'You can't turn Grafton into a Yamba'
TRADING on the assets of each town in the Valley is a key part of Bernard Salt's economic vision for the region.
The demographer was clear that "you can't turn Grafton into a Yamba and neither should you" and stressed the need for the communities to "work in concert with one another".
"Grafton can be an administrative centre and education centre - all of the mechanisms that you need to run a community of 50,000-60,000 people," he said.
"Then on the Yamba coast you can have all the lifestyle industries, the Pilates studios and the handmade markets.
"They are not in competition. Each town and each community specialises in its natural attributes, leveraged to the max."

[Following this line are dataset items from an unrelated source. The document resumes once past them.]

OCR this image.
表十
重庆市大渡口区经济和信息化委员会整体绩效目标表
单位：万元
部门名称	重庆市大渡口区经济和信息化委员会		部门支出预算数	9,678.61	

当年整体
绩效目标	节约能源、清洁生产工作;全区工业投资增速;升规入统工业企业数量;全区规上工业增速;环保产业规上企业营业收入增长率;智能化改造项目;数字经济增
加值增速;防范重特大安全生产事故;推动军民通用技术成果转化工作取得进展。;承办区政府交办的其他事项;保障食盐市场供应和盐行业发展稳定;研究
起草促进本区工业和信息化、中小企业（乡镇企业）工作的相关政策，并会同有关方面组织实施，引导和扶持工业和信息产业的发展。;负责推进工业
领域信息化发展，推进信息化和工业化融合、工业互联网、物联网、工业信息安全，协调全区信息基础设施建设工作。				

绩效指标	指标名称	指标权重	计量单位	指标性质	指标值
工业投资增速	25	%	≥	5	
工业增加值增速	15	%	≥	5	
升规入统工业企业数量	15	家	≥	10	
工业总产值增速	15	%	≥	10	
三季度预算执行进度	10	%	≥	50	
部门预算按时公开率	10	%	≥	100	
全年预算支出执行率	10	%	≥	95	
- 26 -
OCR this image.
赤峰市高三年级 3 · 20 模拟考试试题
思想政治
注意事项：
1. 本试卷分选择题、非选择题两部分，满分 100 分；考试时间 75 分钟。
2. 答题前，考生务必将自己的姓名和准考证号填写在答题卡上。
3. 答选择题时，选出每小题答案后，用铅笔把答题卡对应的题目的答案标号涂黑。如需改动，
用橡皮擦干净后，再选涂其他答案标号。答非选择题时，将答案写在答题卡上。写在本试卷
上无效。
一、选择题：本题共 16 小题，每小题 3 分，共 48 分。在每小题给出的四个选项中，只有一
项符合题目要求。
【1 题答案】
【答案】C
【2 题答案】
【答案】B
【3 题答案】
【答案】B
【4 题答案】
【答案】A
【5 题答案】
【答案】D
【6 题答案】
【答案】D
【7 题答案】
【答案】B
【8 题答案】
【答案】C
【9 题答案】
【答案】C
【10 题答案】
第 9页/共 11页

So what does the region's economy look like today?
Of the 13,000 jobs added in 2000-19 in the Coffs/Clarence region, 8000 were in construction and 5000 in health, and while this was common across the whole of Australia, where we differed was in areas of professional services and education and training.
"Professional services, doctors, accountants, IT professionals and engineering, those jobs are contracting in your area," MrSalt said.
"In 99 per cent of of other places in Australia they are expanding.
"I think that comes down to getting the education mechanisms and the aspirations and the culture right."
For those people concerned about the end of the infrastructure boom, Mr Salt said "these things have a long tail" and, unlike mining booms, they did not tend to end with a "thud".
But he stressed the need for the community along with political leaders to be talking about the "next generation of projects".